A number of issues indicate the system needs closer review, if not a complete overhaul, including;
1) The deaths of several children and increased reports of child abuse of those placed in foster care homes in recent years.
2) The dearth of qualified case workers to handle current cases.
3) A rapidly increasing caseload.

SINCE 2009, the number of Kansas children placed in foster homes has increased by 18 percent.
The reason? Resources for struggling families have been diverted to prop  up the state budget.
The number of families receiving help through the state’s Temporary Assistance for Needy Families program has been cut by more than half over the past several years, depriving them of any sort of lifeline.
One result is that the number of children who qualify for free or subsidized lunches is, for the first time, more than half of all children in Kansas public schools.
Also either reduced or eliminated are early childhood programs, tax benefits for those who live in rental properties, and utility relief credits.
There’s a direct link between poverty and stress, stress and a disrupted home life, a disrupted home life and child abuse.

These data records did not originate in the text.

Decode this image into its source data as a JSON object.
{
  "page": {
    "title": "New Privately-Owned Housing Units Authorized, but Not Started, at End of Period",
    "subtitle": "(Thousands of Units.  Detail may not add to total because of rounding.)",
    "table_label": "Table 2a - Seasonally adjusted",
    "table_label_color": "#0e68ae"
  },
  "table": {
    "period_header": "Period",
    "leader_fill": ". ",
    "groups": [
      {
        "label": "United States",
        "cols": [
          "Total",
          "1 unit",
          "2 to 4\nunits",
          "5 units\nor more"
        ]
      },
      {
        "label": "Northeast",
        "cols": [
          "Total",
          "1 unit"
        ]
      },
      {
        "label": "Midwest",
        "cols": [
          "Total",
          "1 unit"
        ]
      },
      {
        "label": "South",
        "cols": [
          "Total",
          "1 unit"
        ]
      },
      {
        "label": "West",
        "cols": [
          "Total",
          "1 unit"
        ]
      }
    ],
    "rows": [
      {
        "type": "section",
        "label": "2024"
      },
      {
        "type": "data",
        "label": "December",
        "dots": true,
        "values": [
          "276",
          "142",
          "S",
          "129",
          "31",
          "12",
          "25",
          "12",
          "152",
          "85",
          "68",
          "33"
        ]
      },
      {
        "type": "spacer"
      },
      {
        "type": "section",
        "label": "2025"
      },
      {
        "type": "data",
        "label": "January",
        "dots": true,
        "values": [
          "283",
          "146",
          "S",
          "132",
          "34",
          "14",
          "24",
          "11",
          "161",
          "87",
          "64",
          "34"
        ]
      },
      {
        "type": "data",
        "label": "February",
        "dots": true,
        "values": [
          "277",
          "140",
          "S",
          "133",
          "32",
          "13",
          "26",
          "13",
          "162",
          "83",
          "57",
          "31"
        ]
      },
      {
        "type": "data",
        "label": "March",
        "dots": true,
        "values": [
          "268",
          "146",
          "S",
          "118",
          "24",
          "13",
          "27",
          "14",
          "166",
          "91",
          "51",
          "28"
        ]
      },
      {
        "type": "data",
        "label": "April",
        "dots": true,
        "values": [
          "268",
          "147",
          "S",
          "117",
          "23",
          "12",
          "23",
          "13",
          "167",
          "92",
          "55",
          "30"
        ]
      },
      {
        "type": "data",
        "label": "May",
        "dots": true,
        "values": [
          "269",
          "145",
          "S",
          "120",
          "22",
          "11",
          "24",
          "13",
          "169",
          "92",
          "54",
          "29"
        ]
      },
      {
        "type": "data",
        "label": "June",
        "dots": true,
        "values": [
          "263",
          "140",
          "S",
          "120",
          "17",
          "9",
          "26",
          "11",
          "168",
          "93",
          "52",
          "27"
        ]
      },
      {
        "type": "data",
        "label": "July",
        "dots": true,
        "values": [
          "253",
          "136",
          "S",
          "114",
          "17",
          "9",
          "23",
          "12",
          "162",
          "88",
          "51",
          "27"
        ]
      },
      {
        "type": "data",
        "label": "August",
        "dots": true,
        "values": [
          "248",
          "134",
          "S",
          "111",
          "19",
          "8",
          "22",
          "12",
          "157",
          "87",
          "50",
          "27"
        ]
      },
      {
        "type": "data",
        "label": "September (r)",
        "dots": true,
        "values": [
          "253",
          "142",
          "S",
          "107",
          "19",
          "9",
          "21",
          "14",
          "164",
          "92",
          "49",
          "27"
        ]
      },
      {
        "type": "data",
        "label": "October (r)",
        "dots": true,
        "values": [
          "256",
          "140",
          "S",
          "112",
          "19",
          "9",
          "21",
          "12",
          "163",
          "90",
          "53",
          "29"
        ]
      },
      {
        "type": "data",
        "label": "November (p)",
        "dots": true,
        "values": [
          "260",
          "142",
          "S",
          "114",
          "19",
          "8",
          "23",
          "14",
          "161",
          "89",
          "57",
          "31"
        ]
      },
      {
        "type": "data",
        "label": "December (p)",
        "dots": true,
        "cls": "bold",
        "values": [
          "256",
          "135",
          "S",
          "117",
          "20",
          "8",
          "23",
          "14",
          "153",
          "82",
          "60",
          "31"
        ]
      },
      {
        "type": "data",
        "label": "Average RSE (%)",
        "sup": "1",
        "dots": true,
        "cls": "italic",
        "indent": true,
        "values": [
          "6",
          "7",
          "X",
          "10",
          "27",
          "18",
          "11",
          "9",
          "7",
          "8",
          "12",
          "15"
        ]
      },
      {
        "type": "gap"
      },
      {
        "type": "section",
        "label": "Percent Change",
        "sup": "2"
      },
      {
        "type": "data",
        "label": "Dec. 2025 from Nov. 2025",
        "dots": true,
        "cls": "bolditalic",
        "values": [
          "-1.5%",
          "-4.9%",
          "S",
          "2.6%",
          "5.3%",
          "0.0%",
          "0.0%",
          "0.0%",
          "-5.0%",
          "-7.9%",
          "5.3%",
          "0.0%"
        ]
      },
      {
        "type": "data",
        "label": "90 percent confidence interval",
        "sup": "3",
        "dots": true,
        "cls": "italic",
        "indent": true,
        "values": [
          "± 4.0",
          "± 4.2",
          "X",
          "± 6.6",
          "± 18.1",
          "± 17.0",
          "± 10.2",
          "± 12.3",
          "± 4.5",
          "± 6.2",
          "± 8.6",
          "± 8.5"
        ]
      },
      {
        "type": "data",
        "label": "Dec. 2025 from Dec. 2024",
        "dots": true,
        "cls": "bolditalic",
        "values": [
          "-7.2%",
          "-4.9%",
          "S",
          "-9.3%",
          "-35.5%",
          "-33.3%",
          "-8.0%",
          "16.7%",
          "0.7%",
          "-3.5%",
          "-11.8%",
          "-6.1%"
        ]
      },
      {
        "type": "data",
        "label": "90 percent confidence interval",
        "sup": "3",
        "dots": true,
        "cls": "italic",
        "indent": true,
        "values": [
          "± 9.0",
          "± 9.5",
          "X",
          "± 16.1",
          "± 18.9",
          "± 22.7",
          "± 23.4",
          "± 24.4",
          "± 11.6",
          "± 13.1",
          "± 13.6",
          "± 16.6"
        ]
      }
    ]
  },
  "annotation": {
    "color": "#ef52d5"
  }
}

The more we can keep our citizens fed, clothed and sheltered, the better the chances they can provide a stable home environment for their children and keep them out of the foster care system.

PROFIT ALSO plays into the equation of foster care services delivered in Kansas. According to a recent story by the Associated Press, the CEOs of the two contracting agencies are paid upward  of $500,000, several times over what a position with the state would pay. Phyllis Gilmore, secretary of the Department of Children and Families, which oversees the state’s foster care services, earns a little more than $100,000.
The high CEO pay also is an affront to case workers — the system’s “boots on the ground” — who start out at about $35,000 a year, and that’s including a master’s degree.
This is not to say a program of such responsibility does not merit good pay. But it would feel better if it were more equitably distributed, and if Kansans could be assured the money was going to its intended target — the welfare of our children.
So far, the numbers speak otherwise.